Neste 3 de maio, o Brasil relembrou o centenário de nascimento de Milton Santos, geógrafo que transformou a leitura do espaço urbano em uma chave crítica para compreender desigualdades persistentes.

Falecido em 2001, aos 75 anos, Milton Santos permanece como referência incontornável nas análises socioeconômicas contemporâneas, ao expor as engrenagens invisíveis que organizam as cidades.
Sua teoria dos dois circuitos da economia urbana — o superior, intensivo em capital, tecnologia e organização, e o inferior, marcado pela criatividade e pela adaptação cotidiana — revelou uma geografia de contrastes, onde exclusão e inventividade coexistem.
Como observa Livia Cangiano, pós-doutoranda na Universidade de São Paulo – USP e professora colaboradora na Universidade Estadual do Maranhão (UEMA), “é muito difícil para as pessoas da periferia deixarem o espaço onde vivem e se deslocarem até o centro para consumir”, o que impulsiona a formação de redes locais de sobrevivência, como quitandas, mercadinhos e pequenos serviços.
Cem anos depois, Milton Santos segue não apenas sendo lido, mas necessário.
Milton Santos não descreveu apenas o mundo; ele o desvelou.
Em sua obra, o espaço deixa de ser cenário e passa a ser argumento — uma construção histórica onde técnica, poder e vida cotidiana se entrelaçam com rigor quase implacável.
Ao analisar a urbanização desigual, Santos não se limitou a cartografar territórios; ele expôs as tensões morais de uma civilização que, como advertiu, “globaliza-se para poucos e fragmenta-se para muitos”.
Sua leitura dos dois circuitos da economia urbana — o superior, hegemônico e tecnicamente sofisticado, e o inferior, inventivo e resiliente — não é apenas uma teoria econômica; é, sobretudo, um diagnóstico existencial.
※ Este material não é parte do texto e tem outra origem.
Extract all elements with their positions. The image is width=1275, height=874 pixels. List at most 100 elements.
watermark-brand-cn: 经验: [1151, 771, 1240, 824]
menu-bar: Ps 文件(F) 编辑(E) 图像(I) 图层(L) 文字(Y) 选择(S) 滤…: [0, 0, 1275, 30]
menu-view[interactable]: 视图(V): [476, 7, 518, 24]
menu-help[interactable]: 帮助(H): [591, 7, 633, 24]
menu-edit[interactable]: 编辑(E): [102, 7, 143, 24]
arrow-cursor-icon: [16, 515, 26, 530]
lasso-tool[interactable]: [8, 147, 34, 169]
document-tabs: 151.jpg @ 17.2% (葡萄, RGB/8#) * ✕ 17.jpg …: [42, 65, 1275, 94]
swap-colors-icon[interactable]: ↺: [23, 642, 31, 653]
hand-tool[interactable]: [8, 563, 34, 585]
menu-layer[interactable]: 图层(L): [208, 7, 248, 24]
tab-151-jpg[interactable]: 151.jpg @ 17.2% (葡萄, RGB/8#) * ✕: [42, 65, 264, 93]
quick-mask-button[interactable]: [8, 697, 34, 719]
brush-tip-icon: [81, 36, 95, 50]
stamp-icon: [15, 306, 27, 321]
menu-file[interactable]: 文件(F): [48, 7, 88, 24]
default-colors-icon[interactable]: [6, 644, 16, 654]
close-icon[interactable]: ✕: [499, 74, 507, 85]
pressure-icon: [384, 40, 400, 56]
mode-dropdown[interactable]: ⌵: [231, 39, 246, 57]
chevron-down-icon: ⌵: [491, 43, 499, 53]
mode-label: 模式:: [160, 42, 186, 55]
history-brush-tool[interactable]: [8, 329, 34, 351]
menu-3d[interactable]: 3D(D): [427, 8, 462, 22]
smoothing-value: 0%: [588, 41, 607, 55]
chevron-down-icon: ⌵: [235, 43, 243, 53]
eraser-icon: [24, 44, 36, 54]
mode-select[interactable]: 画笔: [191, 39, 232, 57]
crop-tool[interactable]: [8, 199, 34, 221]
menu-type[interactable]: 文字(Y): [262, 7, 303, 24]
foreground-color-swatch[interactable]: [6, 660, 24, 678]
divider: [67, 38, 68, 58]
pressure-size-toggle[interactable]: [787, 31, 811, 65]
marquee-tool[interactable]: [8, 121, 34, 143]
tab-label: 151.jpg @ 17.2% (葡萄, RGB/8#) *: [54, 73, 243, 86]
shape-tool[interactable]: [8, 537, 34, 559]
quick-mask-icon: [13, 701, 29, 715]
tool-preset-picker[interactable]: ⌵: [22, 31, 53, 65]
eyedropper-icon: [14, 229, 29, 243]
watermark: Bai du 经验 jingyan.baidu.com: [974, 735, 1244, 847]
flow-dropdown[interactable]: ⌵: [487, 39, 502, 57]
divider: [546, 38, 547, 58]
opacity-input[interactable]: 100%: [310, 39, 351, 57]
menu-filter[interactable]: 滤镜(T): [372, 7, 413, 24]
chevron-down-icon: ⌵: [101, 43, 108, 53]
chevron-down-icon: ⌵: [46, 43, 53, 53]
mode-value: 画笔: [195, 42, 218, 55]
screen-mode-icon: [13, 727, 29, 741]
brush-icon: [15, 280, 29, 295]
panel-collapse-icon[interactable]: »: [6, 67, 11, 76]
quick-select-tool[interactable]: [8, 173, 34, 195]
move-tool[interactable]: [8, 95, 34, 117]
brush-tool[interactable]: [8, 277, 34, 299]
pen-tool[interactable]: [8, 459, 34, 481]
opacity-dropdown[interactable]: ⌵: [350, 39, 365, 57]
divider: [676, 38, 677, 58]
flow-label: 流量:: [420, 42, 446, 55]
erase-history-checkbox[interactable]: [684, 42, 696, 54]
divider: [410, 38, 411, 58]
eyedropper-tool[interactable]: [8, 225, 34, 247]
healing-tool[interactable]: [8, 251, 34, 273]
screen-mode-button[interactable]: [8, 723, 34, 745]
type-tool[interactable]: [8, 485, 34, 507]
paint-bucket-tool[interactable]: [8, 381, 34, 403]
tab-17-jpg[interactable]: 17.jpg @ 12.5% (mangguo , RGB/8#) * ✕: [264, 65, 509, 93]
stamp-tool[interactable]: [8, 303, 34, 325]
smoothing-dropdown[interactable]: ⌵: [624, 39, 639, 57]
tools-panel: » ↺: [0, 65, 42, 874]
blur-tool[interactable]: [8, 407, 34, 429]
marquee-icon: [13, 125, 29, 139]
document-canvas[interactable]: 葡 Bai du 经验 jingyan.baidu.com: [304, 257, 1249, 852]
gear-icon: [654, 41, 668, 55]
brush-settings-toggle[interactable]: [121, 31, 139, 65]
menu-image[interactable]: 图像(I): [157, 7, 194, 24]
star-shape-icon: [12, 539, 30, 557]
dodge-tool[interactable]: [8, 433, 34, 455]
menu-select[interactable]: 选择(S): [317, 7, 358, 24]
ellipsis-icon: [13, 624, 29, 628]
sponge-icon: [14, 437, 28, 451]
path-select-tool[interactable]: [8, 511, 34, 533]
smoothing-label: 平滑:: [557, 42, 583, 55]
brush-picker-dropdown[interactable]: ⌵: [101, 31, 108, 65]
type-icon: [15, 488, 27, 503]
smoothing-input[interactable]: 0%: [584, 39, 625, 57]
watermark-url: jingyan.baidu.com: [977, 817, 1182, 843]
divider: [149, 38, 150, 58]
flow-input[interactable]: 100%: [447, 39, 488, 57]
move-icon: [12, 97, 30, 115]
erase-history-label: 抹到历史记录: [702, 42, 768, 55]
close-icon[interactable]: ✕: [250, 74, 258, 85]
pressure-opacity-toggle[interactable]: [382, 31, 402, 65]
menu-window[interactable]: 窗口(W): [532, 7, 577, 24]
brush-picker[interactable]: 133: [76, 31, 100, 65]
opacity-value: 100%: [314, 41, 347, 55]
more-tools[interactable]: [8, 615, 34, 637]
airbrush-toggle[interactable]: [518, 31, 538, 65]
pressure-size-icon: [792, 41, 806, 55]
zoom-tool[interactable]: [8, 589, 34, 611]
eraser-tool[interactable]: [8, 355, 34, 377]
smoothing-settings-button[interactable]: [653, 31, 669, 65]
Ali, nas frestas do circuito inferior, pulsa aquilo que Hannah Arendt chamaria de “condição humana”: a capacidade de agir mesmo sob restrições, de reinventar o mundo a partir da necessidade.
Não por acaso, Milton Santos insistia que “o espaço é um conjunto indissociável de sistemas de objetos e sistemas de ações”, lembrando-nos que não há neutralidade na paisagem — há escolhas, omissões e disputas.
Se, por um lado, o circuito superior encarna o que Zygmunt Bauman descreveu como a fluidez do capital — veloz, desterritorializado e indiferente às raízes —, por outro, o circuito inferior revela a permanência, o vínculo, a insistência quase teimosa da vida em se organizar apesar da escassez.
É nesse contraste que se insinua uma pergunta incômoda: que tipo de progresso é esse que exige, como condição de existência, a exclusão sistemática de tantos?
Milton Santos, ao observar as periferias, não romantizou a pobreza; ele a interpretou como produto histórico, como resultado de decisões políticas e econômicas que, como lembraria Amartya Sen, restringem liberdades substantivas.
Ainda assim, reconheceu ali uma potência: a criatividade social que emerge quando o sistema falha. Uma potência que desafia a lógica dominante e sugere, ainda que timidamente, outras formas de habitar o mundo.
Pensar Milton Santos hoje é confrontar-se com a própria arquitetura da desigualdade contemporânea. É admitir — como ele próprio afirmava — que “há um pensamento único, mas não há um pensamento inevitável”.
Entre o rigor da análise e a inquietação ética, sua obra permanece como um convite: compreender o espaço não apenas para descrevê-lo, mas para transformá-lo.